Com altivez, colocando os interesses maiores do Rio Grande acima de considerações meramente partidárias, a Assembléia Legislativa contribuiu decisivamente para a aprovação de projetos e para a sustentação de propostas, dentre as quais poderíamos citar como exemplares as relativas ao enxugamento da máquina estatal, à inovação administrativa e à criação de condições para que ingressássemos em um decisivo ciclo de crescimento – aí incluídos a supressão de milhares de cargos, a extinção de empresas públicas e de autarquias, a privatização de rodovias, o Programa de Demissões Voluntárias, a renegociação da dívida imobiliária, a abertura do capital da CRT, a desestatização parcial da CEEE, a obtenção de financiamentos de vulto junto às agências internacionais de fomento, a participação de capital privado em obras de infra-estrutura de caráter reprodutivo, a ampliação do Pólo Petroquímico do Sul e da Refinaria Alberto Pasqualini, dentre inúmeros outros passos significativos (Deputado José Otávio Germano; Sessão Solene de Posse e Transmissão dos Cargos dos Integrantes da Mesa Diretora da Assembléia Legislativa do Rio Grande do Sul, 31 de janeiro de 1997).

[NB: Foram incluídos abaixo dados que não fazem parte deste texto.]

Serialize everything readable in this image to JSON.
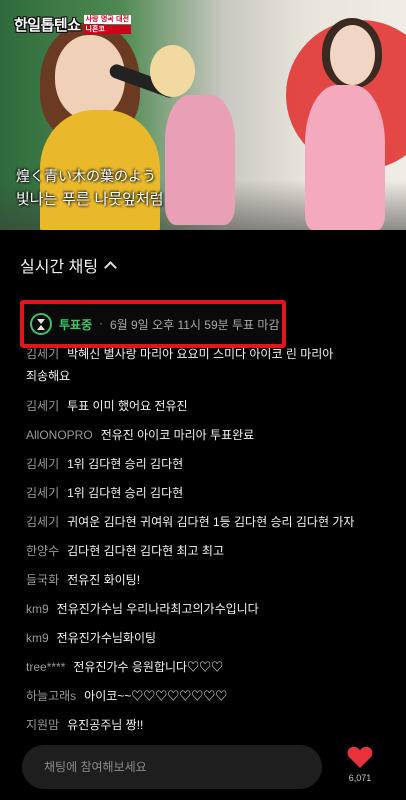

De certa forma, o Presidente no biênio 1995-6 dava resposta às críticas elabo- radas no seio do Parlamento Gaúcho pelos setores de oposição ao Governo Brito. Se, de um lado, o Deputado Onyx Lorenzoni (PL), que compunha a base governista, saudava como grande negócio a venda da CRT, o Deputado Flávio Koutzii (PT), em contrapartida, denunciava o que, no seu ponto de vista, afigurava-se como um conluio de interesses que estaria na base do processo de privatização:

Nada foi mais exitoso, em todo o processo de desestatização brasileiro, do que o episódio CRT: o Governo do Estado vende por mais de 3,4 vezes o valor do seu patrimônio. Nem nos melhores sonhos de qualquer um que estivesse diretamente envolvido com esse processo poder-se-ia supor que se conseguiria um preço tão alto. Falam em uma pequena diferença de 3 milhões de reais. Não sei para quem ela é tão pequena, para mim ela é abissal (Deputado Onyx Lorenzoni; Plenário da Assembléia Legislativa, 18 de dezembro de 1996). 67 O Governo, presidido por um governador profundamente ligado à empresa que ganhou a concorrência, tem vínculos evidentes, inclusive nas recentes eleições de 94. Muito mais do que isso, (...), quem sabe, há uma questão de sociedade muito importante e um acúmulo gigantesco de poder. Já não chegam as emissoras de televisão, as rádios, o canal de televisão comunitária – a TVCOM-, os empreendimentos imobiliários e tudo aquilo que já tem como poder? Além da ação considerada pública, que é a sua presença dirigindo jornais e veículos de comunicação, passa a ter agora o controle direto da CRT (Deputado Flávio Koutzii; Plenário da Assembléia Legislativa, 18 de dezembro de 1996).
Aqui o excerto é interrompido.